Die Pariser Kulturbürokraten haben Zahlenkolonnen aufgestellt. Aber wer im Detail gut rechnet, kann sich grundsätzlich verkalkulieren. Nur der politische Wunsch zu renommieren, gibt sich so naiv, mit einem der größten und teuersten Opernhäuser der Welt möglichst billig produzieren und verwalten zu können. Viel Technik erfordert viel Aufwand, die neue Oper ist zweimal so aufwendig wie die alte, sagt ein Funktionär aus dem Kulturministerium.

Auch Ex-Intendant Liebermann ist zornig. Es sei mehr als eine Schande, die alte Oper aufzugeben und sie ausschließlich dem Ballett zu widmen. Tanz wäre auch keineswegs billiger zu machen, wie man hoffen würde. Das Gesamtbudget der Opernhäuser wird für das Jahr 1990 auf 450 Millionen Francs (150 Millionen Mark) taxiert.

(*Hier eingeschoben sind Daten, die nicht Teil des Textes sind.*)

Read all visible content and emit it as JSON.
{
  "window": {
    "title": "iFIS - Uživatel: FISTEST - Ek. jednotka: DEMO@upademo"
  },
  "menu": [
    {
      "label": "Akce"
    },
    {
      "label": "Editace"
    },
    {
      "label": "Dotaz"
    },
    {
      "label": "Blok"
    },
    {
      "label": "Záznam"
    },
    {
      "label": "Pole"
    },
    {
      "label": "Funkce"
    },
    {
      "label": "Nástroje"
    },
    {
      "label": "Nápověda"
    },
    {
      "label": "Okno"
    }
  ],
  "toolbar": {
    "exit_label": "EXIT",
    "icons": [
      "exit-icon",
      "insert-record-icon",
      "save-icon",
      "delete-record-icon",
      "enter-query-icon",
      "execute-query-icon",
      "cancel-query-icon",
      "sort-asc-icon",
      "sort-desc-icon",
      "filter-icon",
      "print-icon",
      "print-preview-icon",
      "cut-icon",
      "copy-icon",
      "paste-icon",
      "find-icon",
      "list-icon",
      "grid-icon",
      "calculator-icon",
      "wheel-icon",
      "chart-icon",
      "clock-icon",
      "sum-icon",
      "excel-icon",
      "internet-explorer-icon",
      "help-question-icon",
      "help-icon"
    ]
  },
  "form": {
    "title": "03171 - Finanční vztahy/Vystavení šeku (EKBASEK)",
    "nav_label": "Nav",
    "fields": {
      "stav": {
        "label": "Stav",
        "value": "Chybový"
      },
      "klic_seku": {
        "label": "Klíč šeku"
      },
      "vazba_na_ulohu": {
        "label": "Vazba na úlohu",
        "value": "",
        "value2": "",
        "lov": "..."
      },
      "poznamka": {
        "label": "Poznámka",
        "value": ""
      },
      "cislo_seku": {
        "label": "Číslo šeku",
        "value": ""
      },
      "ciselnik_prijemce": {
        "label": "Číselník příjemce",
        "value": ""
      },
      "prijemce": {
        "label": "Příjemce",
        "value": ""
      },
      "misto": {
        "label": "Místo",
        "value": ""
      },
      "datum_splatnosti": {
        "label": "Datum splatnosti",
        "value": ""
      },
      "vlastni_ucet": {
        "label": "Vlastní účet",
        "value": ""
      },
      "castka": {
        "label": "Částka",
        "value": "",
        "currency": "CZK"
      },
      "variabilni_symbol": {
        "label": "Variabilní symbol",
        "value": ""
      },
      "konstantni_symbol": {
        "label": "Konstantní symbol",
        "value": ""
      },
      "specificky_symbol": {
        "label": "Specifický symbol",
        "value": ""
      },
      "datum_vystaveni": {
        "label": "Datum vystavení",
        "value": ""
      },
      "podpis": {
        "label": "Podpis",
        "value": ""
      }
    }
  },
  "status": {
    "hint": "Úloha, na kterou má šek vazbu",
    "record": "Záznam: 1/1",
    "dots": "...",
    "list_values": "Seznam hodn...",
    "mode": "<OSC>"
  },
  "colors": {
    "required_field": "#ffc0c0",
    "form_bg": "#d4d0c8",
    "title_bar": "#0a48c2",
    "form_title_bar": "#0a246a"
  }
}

Oper ist kostspielig, ihre feudale (und auch bildungsbürgerliche) Tradition hat sie nicht umsonst: Chor, Orchester, Kostüme. Von den Stars nicht zu reden, ohne die es vielleicht ginge. Wie also läßt sich Oper demokratisieren, popularisieren - was nicht dasselbe ist? Ein solches Mißverständnis mag es zwischen Politikern und Künstlern im Fall Opera Bastille gegeben haben. Staatspräsident Mitterand hatte jedenfalls die eigene Popularität im Auge. Ein Bürgerkönig, der zu repräsentieren weiß.

Werden sich drei Opernhäuser Abend für Abend in Paris füllen lassen? Neben der Opera Bastille, die der Oper, und dem Palais Garnier, der dem Ballett und Konzert vorbehalten sein wird, gibt es noch die „Salle Favart“, die Komische Oper, deren zukünftige Bestimmung unklar ist. Die Pariser hat niemand gefragt, ob sie eine Volksoper wollen.